Question

Hi guys I have the following lines:

A=3.5e30
B=4.345e40

(File contains columns with numbers in this notation 1.2345678D+10)

sed 's/D/E/g' File | awk '{print $1, $6*'$A', 10^($9)*'$B', $13, $8}' > File2

The output that I'm getting is:

3.168808781403E+02 29825999184755995994350665720659968 71343531834366140263241767594070376448 ... etc

How can I have the 2nd and 3rd column with the same notation as in the first column?

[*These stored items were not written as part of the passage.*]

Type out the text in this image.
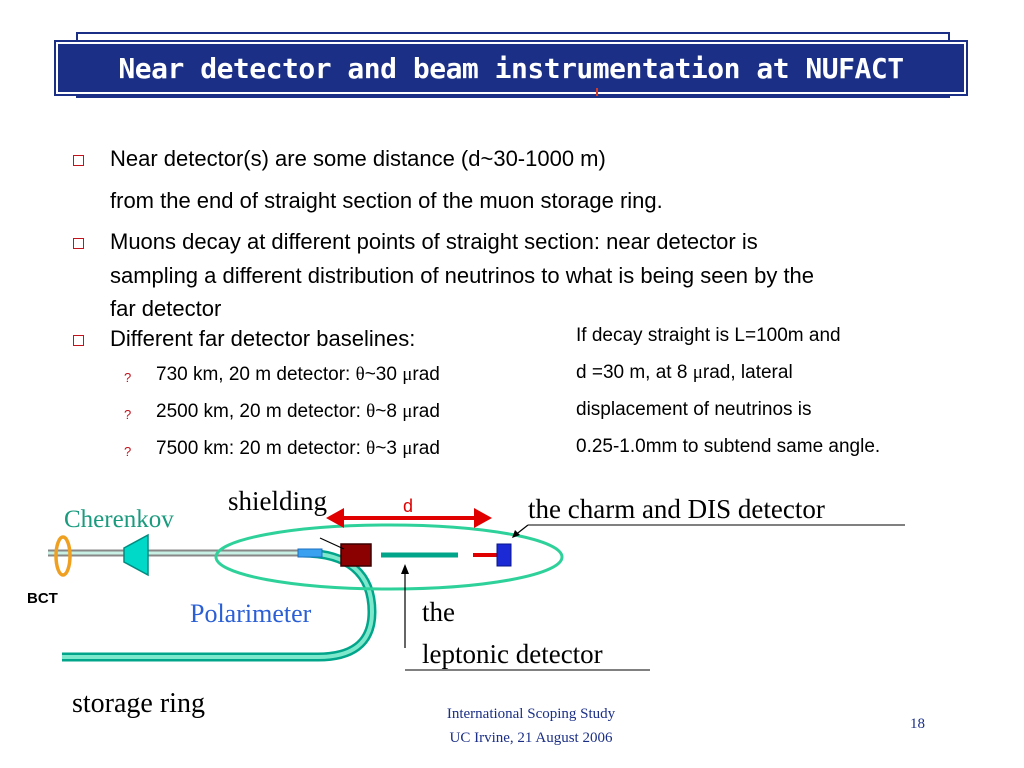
Near detector and beam instrumentation at NUFACT
Near detector(s) are some distance (d~30-1000 m)
from the end of straight section of the muon storage ring.
Muons decay at different points of straight section: near detector is
sampling a different distribution of neutrinos to what is being seen by the
far detector
Different far detector baselines:
? 730 km, 20 m detector: θ~30 μrad
? 2500 km, 20 m detector: θ~8 μrad
? 7500 km: 20 m detector: θ~3 μrad
If decay straight is L=100m and
d =30 m, at 8 μrad, lateral
displacement of neutrinos is
0.25-1.0mm to subtend same angle.
shielding	d	the charm and DIS detector
Cherenkov
BCT
Polarimeter	the
leptonic detector
storage ring	International Scoping Study
UC Irvine, 21 August 2006
18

I.e,

Instead of having : 71343531834366140263241767594070376448

I want: 7.134353183436E+37

Just to let you know the answer is:

 sed 's/D/E/g' File | awk '{printf "%.12E %.12E %.12E %.12E %.12E\n", $1, $6*'$A', 10^($9)*'$B', $13,$8 }' > File2
Was it helpful?

Solution

If you want the so called scientific notation use printf and %E format specifier.

Example:

echo 71343531834366140263241767594070376448 | awk '{printf "%E",$1}' 

Output:

7.134353E+37

OTHER TIPS

awk 'BEGIN { printf("%E\n", 71343531834366140263241767594070376448); }'
7.134353E+37

Simply use printf() instead of print():

$ awk 'BEGIN { printf "%e\n", 282048204209482034890 }' /dev/null
2.820482e+20

there are a couple of problems you need to fix in your codes:

  • usage of shell var in awk:

    awk -v awkVar1="$A" -v awkVar2="$B" ... '{use awkVar1 without $}' file
    
  • to get scientific-notation format, you need define the format with printf, one of %E, %e, %g, %G would be useful for you.